The failure to warn claim survives. Why? Here’s a quote from the case that is one of our least favorites (if we could edit Kruszka, this line gets serious red ink treatment): “If at least one treating physician, not necessarily the original prescriber of the drug, would have behaved differently, this is sufficient to survive summary judgment.” Id. at *44.

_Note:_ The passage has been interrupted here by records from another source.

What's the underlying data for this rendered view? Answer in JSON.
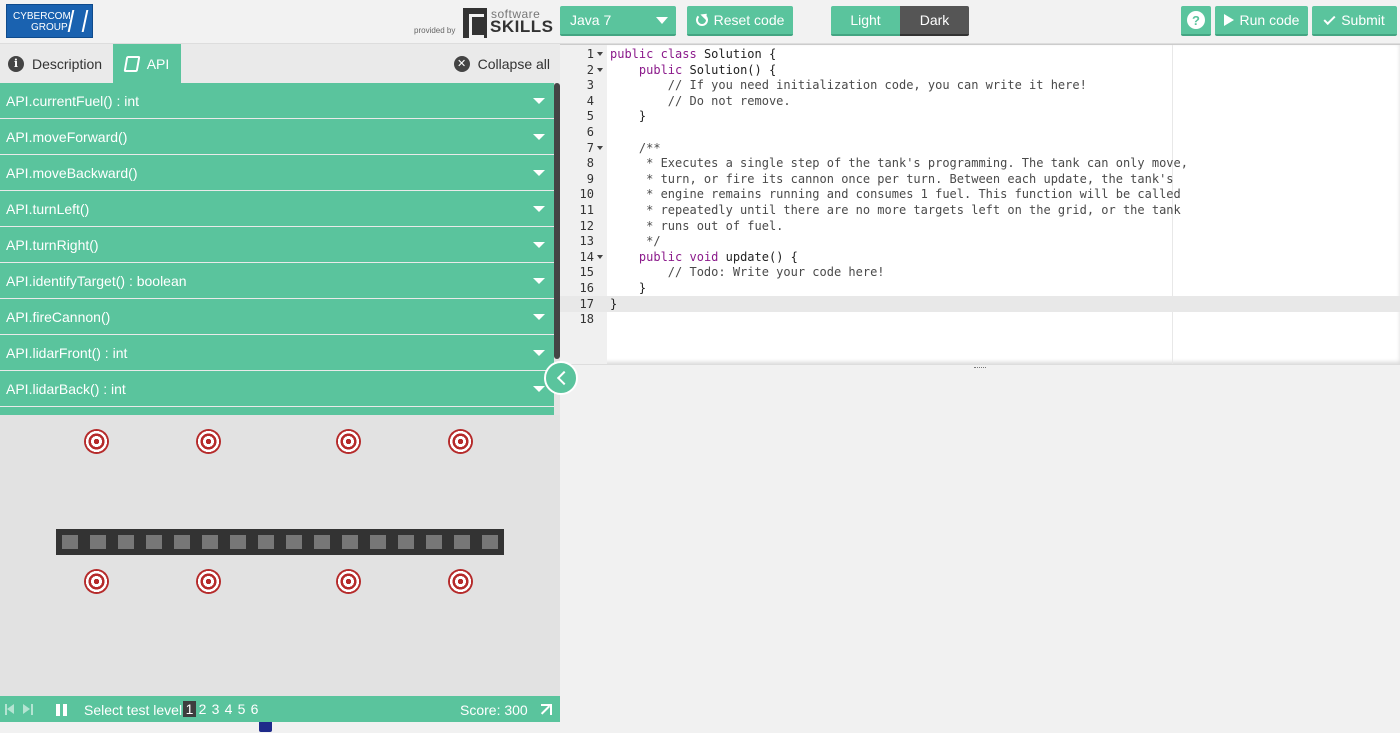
{
  "header": {
    "logo_line1": "CYBERCOM",
    "logo_line2": "GROUP",
    "provided_by": "provided by",
    "brand_small": "software",
    "brand_large": "SKILLS",
    "language": "Java 7",
    "reset_label": "Reset code",
    "theme_light": "Light",
    "theme_dark": "Dark",
    "help_label": "?",
    "run_label": "Run code",
    "submit_label": "Submit",
    "accent_color": "#5ac49d"
  },
  "tabs": {
    "description": "Description",
    "api": "API",
    "collapse_all": "Collapse all"
  },
  "api_items": [
    "API.currentFuel() : int",
    "API.moveForward()",
    "API.moveBackward()",
    "API.turnLeft()",
    "API.turnRight()",
    "API.identifyTarget() : boolean",
    "API.fireCannon()",
    "API.lidarFront() : int",
    "API.lidarBack() : int"
  ],
  "status_bar": {
    "select_level_label": "Select test level",
    "levels": [
      "1",
      "2",
      "3",
      "4",
      "5",
      "6"
    ],
    "active_level": "1",
    "score": "Score: 300"
  },
  "code": {
    "active_line": 17,
    "lines": [
      "public class Solution {",
      "    public Solution() {",
      "        // If you need initialization code, you can write it here!",
      "        // Do not remove.",
      "    }",
      "",
      "    /**",
      "     * Executes a single step of the tank's programming. The tank can only move,",
      "     * turn, or fire its cannon once per turn. Between each update, the tank's",
      "     * engine remains running and consumes 1 fuel. This function will be called",
      "     * repeatedly until there are no more targets left on the grid, or the tank",
      "     * runs out of fuel.",
      "     */",
      "    public void update() {",
      "        // Todo: Write your code here!",
      "    }",
      "}",
      ""
    ],
    "fold_lines": [
      1,
      2,
      7,
      14
    ]
  }
}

Let’s end on a positive note or two, shall we? The breach of warranty claim was subsumed by the Minnesota strict liability claims and thus was dismissed. The plaintiff argued that the issue should be reserved for the jury charge conference. We do not see why and neither did the court. Id. at *46-47. Finally (at least “finally” for us, because we will pretend the last section of the opinion, which allowed the plaintiffs to proceed to trial with their punitive damages claim, does not exist), the court dismissed the negligent design defect claim. The plaintiff argued that the defendant failed to test for ONJ in its trial subjects and that a lower dose and duration might have been safer. The court held that the “fact that issues of duration and dose are contested is not enough to create a genuine issue of material fact on a design defect claim.” Id. at *49. The plaintiff proffered a 2003 company e-mail concerning the possibility of different dosages for Zometa. But “the fact that a different dose may be possible does not address whether a different dose of Aredia reduces the risk of ONJ without impairing Aredia’s usefulness.” Id. at *50.
We wouldn’t edit that reasoning even a little bit.